Yes, It can be made faster with better hardware. And yes, you can use your own manual sharding strategies. But no, this is not a truly (horizontally) scalable product. When I read high scalability, I'm looking for technologies that avoid the problem of having a single bottleneck.
Disclosure: My only interaction with their product has been to read a couple of hyped up articles about it and look closely at their "cutting edge" architecture diagrams. I have never (and currently don't) work on any products/projects in the same realm.
Re: Product: Terracotta - Open Source Network-Attached Memory
I'm also skeptical of the "no code change" benefits. Most applications likely assume inter thread latency is faster than inter host latency. Likewise, failures in clusters are a lot more complicated with things like asymmetric partitions. Using spindles for locks sounds slow as well.
Re: Product: Terracotta - Open Source Network-Attached Memory
I want to address the concerns raised here:
1. "No code changes' is more accurately characterized as pure Java and direct JDK support. Our users say that they end up with cleaner code, fewer bugs, and faster apps once Terracotta has been introduced. So yes, apps are not always prepared to cluster, but a clustered app runs w/o Terracotta present with zero changes. As a specific example, I just spoke to a user who wanted to build a data structure made up of concurrenthashmaps, treemaps inside that, and linkedlists inside that. Worked fine with us. He wanted to benchmark against a distributed cache and this proved quite hard. His linkedlist has a fixed 180 time-based elements. Every so often he pops the oldest item off one end and adds the newest item to the other. I wouldn't want to model this use case only having a map. I would have to do some sort of indexing trick like writing an entry keyed "head of list 7" to the map which would contain as a value, the key of the entry which currently represented the head of that list. And each entry would have to maintain the ID of the next value in the chain. Why? Because linked structures cannot be clustered w/o Terracotta. They get serialized with other frameworks.
2. TC is O(1) like Memcached. And it is 10X higher thoughtput than anything else out there because of the runtime data it can leverage to route and batch--much like GC or hotspot can improve code, so can we. Our customers find that a typical TC installation of 2-4 JVMs (plus our server) would be replaced by 20 - 50 servers of the nearest competitor's solution. While they scale linearly to hundreds of nodes, they seem to need lots of nodes. And, our server has consistent hashing built-in to stripe data across Terracotta servers for linear scale. Why quote our blog entries and posts from 2 -4 years ago and ignore the ones from this year where we announced the existence of active / active server striping with Terracotta?
Anyways, try it.
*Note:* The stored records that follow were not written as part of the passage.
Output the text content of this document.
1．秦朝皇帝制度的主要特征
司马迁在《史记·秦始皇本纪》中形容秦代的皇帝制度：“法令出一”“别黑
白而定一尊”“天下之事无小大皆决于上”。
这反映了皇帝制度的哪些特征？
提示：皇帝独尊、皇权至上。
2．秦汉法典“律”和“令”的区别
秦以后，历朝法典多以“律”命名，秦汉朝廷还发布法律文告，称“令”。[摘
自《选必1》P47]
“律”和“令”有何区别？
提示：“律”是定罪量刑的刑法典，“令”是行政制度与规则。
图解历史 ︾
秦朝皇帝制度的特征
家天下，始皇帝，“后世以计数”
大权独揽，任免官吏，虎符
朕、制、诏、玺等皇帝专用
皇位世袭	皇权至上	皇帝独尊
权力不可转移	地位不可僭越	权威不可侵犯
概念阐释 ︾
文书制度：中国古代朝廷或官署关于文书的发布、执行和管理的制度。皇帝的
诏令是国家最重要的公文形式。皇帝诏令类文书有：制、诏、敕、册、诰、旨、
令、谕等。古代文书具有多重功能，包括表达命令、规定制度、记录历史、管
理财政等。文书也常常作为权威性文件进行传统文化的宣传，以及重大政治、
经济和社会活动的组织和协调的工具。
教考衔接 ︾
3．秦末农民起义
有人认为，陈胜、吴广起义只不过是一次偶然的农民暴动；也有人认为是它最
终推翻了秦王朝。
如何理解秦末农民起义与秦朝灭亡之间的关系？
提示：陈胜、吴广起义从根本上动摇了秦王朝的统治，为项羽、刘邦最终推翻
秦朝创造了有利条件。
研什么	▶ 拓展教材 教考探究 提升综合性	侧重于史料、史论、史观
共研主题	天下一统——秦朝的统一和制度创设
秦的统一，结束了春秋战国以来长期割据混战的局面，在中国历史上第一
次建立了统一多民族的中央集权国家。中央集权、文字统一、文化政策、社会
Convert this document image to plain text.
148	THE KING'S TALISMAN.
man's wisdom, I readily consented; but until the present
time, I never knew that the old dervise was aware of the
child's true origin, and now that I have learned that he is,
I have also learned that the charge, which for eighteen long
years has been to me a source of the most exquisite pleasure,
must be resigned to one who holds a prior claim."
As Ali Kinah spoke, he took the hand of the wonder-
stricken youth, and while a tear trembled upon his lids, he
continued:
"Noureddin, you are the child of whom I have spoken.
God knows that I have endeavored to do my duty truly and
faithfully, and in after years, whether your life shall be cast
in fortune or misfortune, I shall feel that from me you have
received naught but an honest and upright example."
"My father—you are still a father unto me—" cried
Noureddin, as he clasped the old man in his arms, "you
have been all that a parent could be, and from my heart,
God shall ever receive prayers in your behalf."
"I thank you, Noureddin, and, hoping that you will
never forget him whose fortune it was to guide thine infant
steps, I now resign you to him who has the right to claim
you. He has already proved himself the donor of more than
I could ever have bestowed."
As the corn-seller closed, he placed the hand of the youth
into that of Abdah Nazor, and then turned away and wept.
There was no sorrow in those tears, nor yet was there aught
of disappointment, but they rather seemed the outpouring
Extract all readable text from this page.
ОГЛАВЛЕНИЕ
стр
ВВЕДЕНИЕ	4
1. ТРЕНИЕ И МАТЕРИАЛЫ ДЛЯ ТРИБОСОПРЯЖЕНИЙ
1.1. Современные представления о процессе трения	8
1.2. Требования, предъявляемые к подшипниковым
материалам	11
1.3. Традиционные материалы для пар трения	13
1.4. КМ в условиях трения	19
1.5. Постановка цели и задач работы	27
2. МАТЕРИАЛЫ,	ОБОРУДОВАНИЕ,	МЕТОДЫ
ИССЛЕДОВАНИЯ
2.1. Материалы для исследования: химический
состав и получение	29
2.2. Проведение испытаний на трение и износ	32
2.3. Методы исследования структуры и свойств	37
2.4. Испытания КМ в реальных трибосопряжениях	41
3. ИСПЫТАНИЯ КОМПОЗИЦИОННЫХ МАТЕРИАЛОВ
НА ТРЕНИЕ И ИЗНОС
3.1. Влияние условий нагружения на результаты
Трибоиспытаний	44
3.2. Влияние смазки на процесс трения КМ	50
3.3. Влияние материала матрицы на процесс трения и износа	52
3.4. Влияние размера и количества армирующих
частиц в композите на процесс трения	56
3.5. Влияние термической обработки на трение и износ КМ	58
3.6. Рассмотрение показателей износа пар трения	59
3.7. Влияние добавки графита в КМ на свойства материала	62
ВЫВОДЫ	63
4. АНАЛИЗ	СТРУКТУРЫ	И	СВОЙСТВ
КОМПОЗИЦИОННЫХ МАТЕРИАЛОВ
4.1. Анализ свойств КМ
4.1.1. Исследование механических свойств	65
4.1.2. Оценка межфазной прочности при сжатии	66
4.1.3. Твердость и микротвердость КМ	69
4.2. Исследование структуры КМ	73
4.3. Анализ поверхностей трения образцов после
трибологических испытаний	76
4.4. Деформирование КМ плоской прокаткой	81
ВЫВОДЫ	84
You will definitely like the programming model. You may have to tune a bit to get it to go fast, but we have all these visualization tools to help with that so that you aren't blind to what's going on like you would be with many other frameworks. (Our cluster profiling tools show lock hopping, object locality and load balancing visualization, etc.)
Cheers,
--Ari
Re: Product: Terracotta - Open Source Network-Attached Memory
Ari,
Sorry for referencing material that is out of date. I only read material from the front page of a google search -- that aside, could you explain how your recent improvements to Terracotta keep the system from becoming write-constrained? As I understand it, there is a master node that all writes need to pass through, or is this no longer the case?